Barnes's Matthew 5:25 Bible Commentary

Agree with thine adversary quickly - This is still an illustration of the sixth commandment. To be in hostility, to go to law, to be litigious, is a violation always, on one side or the other, of the law requiring us to love our neighbor, and our Saviour regards it as a violation of the sixth commandment. While you are in the way with him, says he, that is, while you are going to the court, before the trial has taken place, it is your duty, if possible, to come to an agreement. It is wrong to carry the contention to a court of law. See 1 Corinthians 6:6-7. The consequence of not being reconciled, he expresses in the language of courts. The adversary shall deliver to the judge, and he to the executioner, and he shall throw you into prison. He did not mean to say that this would be literally the way with God, but that His dealings with those that harbored these feelings, and would not be reconciled with their brethren, were represented by the punishment inflicted by human tribunals. That is, he would hold all such as violators of the sixth commandment, and would punish them accordingly.
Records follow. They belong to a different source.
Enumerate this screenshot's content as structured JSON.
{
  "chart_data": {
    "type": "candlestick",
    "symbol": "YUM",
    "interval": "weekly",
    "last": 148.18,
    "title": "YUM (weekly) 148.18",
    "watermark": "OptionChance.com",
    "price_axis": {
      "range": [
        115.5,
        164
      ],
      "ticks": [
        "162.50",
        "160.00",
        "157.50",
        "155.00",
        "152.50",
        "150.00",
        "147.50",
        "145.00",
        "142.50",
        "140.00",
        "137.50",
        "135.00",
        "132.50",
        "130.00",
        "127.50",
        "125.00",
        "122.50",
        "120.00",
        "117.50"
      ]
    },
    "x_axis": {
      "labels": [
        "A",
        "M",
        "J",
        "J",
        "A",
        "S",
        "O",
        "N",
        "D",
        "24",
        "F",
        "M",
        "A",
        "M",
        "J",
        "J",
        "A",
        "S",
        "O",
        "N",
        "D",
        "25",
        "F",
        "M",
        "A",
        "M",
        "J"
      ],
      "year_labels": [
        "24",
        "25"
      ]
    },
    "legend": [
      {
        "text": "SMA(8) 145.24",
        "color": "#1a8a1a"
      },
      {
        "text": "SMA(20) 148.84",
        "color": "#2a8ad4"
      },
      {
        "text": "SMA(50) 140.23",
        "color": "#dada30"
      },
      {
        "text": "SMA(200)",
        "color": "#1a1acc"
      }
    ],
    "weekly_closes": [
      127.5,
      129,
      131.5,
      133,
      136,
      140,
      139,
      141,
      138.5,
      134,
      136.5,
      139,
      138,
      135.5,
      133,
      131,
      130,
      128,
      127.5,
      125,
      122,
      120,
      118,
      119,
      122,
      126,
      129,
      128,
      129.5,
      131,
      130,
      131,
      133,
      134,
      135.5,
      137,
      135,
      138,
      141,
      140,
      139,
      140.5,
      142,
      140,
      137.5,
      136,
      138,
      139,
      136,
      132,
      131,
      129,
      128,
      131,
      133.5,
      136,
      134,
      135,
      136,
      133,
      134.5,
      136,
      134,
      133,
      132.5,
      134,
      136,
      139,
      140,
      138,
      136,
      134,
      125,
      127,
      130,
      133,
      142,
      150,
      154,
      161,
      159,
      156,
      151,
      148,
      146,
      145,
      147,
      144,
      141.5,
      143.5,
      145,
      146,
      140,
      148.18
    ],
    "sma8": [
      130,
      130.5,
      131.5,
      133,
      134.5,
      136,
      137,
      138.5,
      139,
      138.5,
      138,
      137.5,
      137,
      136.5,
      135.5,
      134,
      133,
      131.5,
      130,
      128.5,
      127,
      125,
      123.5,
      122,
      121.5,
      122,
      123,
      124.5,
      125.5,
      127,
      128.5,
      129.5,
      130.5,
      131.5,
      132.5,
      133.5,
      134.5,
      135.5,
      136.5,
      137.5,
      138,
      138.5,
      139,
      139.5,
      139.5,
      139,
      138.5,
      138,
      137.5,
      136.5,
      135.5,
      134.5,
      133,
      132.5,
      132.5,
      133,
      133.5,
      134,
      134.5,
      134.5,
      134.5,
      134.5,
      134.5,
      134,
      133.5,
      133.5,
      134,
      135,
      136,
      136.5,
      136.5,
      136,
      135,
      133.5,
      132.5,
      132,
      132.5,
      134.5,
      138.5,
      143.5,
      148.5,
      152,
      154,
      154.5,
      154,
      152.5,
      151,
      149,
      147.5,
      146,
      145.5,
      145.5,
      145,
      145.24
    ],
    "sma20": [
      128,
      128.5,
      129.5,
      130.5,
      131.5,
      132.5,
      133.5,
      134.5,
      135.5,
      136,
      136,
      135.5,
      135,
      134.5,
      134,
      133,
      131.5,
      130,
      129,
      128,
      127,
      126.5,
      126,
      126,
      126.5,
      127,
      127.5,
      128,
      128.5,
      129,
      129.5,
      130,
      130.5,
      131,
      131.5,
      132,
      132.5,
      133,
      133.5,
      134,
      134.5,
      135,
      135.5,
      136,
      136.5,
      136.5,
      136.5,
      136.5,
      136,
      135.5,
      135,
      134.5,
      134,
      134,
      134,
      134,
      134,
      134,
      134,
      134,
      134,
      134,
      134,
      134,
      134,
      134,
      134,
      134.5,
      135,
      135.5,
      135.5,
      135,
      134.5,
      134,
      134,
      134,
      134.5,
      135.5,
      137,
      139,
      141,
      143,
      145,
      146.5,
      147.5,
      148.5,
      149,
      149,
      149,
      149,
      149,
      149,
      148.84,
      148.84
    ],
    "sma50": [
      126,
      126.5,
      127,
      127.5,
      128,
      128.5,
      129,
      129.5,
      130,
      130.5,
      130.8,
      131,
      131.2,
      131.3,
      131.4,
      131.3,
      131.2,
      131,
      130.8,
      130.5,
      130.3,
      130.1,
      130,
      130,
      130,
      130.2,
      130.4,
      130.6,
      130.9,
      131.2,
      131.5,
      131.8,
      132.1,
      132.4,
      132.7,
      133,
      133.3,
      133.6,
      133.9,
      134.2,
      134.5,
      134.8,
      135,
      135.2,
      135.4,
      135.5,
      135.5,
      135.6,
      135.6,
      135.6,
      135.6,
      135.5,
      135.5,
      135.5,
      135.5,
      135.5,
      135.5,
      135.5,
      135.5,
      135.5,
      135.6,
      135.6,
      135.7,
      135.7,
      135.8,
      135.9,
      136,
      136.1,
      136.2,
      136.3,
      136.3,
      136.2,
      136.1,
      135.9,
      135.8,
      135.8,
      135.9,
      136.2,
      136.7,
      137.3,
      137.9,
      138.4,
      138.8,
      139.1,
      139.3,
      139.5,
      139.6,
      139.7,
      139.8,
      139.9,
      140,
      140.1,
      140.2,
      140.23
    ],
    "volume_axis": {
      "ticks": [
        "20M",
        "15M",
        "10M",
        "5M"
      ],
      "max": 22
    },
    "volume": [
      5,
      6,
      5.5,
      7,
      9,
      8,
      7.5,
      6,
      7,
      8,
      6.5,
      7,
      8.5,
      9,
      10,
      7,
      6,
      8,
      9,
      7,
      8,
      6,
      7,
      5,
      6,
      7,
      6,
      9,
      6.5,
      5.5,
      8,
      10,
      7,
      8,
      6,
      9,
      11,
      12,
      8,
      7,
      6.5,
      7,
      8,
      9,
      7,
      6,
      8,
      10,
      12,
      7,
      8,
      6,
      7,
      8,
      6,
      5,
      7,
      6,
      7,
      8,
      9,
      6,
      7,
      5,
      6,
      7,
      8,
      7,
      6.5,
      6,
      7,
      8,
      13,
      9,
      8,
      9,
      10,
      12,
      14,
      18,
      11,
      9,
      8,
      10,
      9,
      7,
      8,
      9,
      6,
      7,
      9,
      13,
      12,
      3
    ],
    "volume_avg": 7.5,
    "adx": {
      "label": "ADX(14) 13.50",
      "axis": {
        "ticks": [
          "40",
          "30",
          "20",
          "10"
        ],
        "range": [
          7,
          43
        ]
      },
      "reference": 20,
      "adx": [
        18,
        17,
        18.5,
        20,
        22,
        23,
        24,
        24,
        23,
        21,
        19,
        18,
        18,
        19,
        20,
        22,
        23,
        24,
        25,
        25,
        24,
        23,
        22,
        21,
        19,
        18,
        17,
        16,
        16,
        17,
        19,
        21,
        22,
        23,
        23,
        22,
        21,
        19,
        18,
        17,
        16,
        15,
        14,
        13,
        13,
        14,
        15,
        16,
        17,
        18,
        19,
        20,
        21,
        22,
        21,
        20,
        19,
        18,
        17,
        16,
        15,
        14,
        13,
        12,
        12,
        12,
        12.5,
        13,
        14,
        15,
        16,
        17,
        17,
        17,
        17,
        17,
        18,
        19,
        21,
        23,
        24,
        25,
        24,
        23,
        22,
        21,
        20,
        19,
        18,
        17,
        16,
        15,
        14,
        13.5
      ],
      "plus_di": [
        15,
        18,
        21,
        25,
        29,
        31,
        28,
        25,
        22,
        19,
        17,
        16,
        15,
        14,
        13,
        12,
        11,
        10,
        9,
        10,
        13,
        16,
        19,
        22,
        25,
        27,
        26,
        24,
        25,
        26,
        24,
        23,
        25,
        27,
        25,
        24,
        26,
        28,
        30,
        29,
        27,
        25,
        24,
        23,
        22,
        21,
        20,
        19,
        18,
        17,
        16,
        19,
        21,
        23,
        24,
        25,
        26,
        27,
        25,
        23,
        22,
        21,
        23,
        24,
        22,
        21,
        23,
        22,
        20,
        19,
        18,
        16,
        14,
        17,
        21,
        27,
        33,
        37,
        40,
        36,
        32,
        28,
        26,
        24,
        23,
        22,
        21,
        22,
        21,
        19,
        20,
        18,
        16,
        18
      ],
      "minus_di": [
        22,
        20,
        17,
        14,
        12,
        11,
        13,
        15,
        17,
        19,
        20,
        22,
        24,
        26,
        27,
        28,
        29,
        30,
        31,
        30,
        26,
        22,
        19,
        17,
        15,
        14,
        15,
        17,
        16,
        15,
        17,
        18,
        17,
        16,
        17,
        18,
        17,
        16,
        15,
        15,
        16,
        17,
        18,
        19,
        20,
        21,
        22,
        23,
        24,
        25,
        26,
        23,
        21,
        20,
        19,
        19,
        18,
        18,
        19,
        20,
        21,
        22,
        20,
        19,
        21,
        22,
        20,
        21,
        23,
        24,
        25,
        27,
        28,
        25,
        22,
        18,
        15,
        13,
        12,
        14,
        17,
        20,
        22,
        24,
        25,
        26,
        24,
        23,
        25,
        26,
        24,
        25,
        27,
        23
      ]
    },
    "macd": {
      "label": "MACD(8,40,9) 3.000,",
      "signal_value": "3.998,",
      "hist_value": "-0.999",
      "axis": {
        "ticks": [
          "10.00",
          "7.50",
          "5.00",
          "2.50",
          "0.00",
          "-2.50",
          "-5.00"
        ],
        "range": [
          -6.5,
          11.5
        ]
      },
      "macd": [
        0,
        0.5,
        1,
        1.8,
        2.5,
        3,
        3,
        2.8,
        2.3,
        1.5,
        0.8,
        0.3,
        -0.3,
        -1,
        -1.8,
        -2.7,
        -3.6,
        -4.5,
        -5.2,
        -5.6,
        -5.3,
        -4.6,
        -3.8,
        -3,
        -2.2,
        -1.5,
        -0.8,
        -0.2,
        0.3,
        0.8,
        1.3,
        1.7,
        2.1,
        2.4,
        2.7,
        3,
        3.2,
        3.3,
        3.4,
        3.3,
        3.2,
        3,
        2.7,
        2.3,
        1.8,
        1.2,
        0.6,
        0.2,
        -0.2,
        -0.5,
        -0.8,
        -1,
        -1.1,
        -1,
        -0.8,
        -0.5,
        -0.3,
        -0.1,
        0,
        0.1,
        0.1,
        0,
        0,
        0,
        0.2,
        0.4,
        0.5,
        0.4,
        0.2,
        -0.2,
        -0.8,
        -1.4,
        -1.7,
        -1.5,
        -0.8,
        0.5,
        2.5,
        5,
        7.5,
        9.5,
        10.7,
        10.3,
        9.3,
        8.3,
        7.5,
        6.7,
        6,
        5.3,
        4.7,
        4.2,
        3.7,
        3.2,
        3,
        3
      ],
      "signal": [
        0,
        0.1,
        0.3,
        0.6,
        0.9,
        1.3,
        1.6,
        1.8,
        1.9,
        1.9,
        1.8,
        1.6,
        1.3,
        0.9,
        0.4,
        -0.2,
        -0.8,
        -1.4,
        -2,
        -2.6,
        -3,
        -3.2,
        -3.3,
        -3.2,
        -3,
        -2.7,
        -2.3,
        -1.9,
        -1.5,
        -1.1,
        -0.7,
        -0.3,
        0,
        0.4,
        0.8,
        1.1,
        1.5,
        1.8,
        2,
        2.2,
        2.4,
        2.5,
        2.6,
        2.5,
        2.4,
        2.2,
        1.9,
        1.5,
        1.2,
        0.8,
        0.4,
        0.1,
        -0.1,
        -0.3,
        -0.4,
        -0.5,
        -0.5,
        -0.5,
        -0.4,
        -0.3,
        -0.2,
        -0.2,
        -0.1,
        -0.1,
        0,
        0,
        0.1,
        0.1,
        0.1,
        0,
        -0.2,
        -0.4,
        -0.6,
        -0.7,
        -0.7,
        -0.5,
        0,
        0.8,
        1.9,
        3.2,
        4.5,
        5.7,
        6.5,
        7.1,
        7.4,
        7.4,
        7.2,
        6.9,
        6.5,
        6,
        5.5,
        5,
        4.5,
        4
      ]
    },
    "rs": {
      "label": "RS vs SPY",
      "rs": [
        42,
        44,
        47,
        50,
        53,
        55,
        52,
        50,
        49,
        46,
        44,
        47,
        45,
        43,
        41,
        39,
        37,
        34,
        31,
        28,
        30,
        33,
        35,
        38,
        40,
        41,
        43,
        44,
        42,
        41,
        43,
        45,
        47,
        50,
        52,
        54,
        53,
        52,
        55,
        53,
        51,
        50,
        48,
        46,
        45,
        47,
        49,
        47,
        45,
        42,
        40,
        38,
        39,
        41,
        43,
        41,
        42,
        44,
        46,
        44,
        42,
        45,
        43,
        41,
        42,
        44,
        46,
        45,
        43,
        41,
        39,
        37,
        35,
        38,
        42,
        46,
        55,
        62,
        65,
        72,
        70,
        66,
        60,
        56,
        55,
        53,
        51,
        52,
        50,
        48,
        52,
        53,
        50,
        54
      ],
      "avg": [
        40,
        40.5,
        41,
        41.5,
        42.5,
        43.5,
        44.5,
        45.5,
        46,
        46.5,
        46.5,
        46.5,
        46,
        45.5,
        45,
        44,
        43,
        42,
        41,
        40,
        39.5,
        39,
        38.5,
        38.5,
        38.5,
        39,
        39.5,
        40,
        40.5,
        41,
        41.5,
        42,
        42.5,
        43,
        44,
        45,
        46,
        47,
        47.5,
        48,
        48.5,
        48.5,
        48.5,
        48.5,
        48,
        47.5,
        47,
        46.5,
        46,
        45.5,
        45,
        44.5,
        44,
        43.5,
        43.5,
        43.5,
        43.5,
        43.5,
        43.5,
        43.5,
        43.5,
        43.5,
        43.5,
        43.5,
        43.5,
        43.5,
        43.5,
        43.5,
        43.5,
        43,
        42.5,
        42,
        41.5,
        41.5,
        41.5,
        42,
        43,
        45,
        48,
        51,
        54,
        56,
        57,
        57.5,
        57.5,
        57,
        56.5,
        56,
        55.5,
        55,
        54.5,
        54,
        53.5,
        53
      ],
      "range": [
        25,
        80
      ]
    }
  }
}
There is no propriety in the use sometimes made of this verse, in representing God as the "adversary" of the sinner, and urging him to be reconciled to God while in the way to judgment. Nor does the phrase "thou shalt by no means come out thence until thou hast paid the uttermost farthing" refer to the eternity of future punishment. It is language taken from courts of justice, to illustrate the truth that God will punish people according to justice for not being reconciled to him. The punishment in the future world will be eternal indeed Matthew 25:46, but this passage does not prove it.

Thine adversary - A man that is opposed to us in law. It here means a creditor; a man who has a just claim on us.

In the way with him - While you are going before the court. Before the trial comes on. It is remarkable that this very direction is found in the Roman law of the Twelve Tables, which expressly directed the plaintiff and defendant to make up the matter while they were in the way, or going to the praetor - in via, rem uti pacunt orato. - Blackstone's Commentary, iii. p. 299. Whether the Saviour had any reference to this cannot be determined. As the Roman laws prevailed to some extent in Palestine, however, it is possible that there was such an allusion.

The officer - The executioner; or, as we should say, the sheriff.

The uttermost farthing - The last farthing. All that is due. The farthing was a small coin used in Judea, equal to two mites. It was not quite equal to half a farthing of British money.

Wesley's Matthew 5:25 Bible Commentary

5:25 Agree with thine adversary - With any against whom thou hast thus offended: while thou art in the way - Instantly, on the spot; before you part. Lest the adversary deliver thee to the judge - Lest he commit his cause to God. Luke 12:58.